Prova de vida

Ah, aposentadoria, que sonho bom… Você contribui para o governo com uma parte dos ganhos do seu trabalho durante 35 anos e recebe de volta um lauto salário mensal até o fim de seus dias. Imagine, em plena terceira idade aproveitar o ócio dos justos, viajar o mundo inteiro, conhecer novas pessoas, costumes, línguas!

E tem mais! Comprar sua casa de praia, um carro esporte conversível, sair para dançar com a patroa todas as noites, comemorar a vida com champanhe sob a luz do luar em um resort de Bali, quem sabe arranjar uma mulher 40 anos mais nova. Um sonho e o melhor, ao alcance de todos os brasileiros, independente de raça, credo, sexo e religião (ou falta de).

O único aborrecimento nesse novo mundo tão “maravilhoso” é a tal da “prova de vida”, herança mal resolvida dos tempos em que uns tudo podiam e outros não tinham nada. Como o próprio nome já diz, uma vez por ano é necessário se apresentar nas agências do INSS ou dos bancos onde o benefício é pago, para provar que você ainda está vivo. O não cumprimento dessa exigência pode acarretar a suspensão ou o cancelamento do benefício, simples assim.

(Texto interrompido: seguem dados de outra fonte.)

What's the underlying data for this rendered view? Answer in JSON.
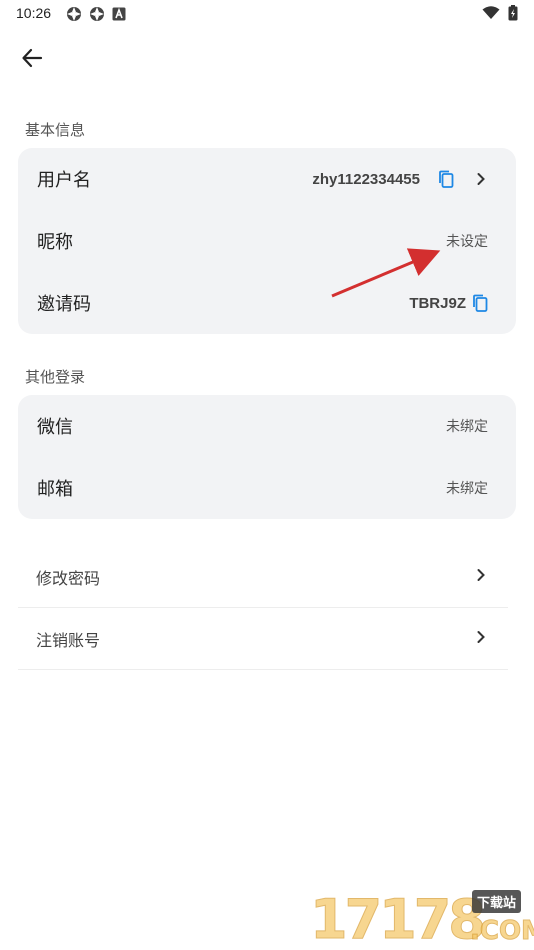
{
  "status_bar": {
    "time": "10:26",
    "left_icons": [
      "app-notification-icon",
      "app-notification-icon",
      "font-a-icon"
    ],
    "right_icons": [
      "wifi-icon",
      "battery-charging-icon"
    ]
  },
  "header": {
    "back_icon": "arrow-left-icon"
  },
  "basic_info": {
    "title": "基本信息",
    "username_label": "用户名",
    "username_value": "zhy1122334455",
    "nickname_label": "昵称",
    "nickname_value": "未设定",
    "invite_label": "邀请码",
    "invite_value": "TBRJ9Z"
  },
  "other_login": {
    "title": "其他登录",
    "wechat_label": "微信",
    "wechat_value": "未绑定",
    "email_label": "邮箱",
    "email_value": "未绑定"
  },
  "actions": {
    "change_password": "修改密码",
    "delete_account": "注销账号"
  },
  "watermark": {
    "digits": "17178",
    "badge": "下载站",
    "suffix": ".COM"
  },
  "colors": {
    "accent": "#1e88e5",
    "card_bg": "#f2f3f5",
    "annotation": "#d32f2f"
  }
}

Ontem, pela primeira vez, comprovei oficialmente que estou vivo. Cheguei na agência bem cedinho, fui ao caixa, apresentei minha carteira de identidade e o cartão do banco, digitei minha senha e… recebi um comprovante onde se lê inequivocamente o seguinte:

“Prova de vida realizada em 24 de maio de 2021 – 09:29. Validade de 12 meses a partir desta data.

Pois é, durante um ano vou processar quem vier me falar que “você morreu e não sabe”. Experimentem!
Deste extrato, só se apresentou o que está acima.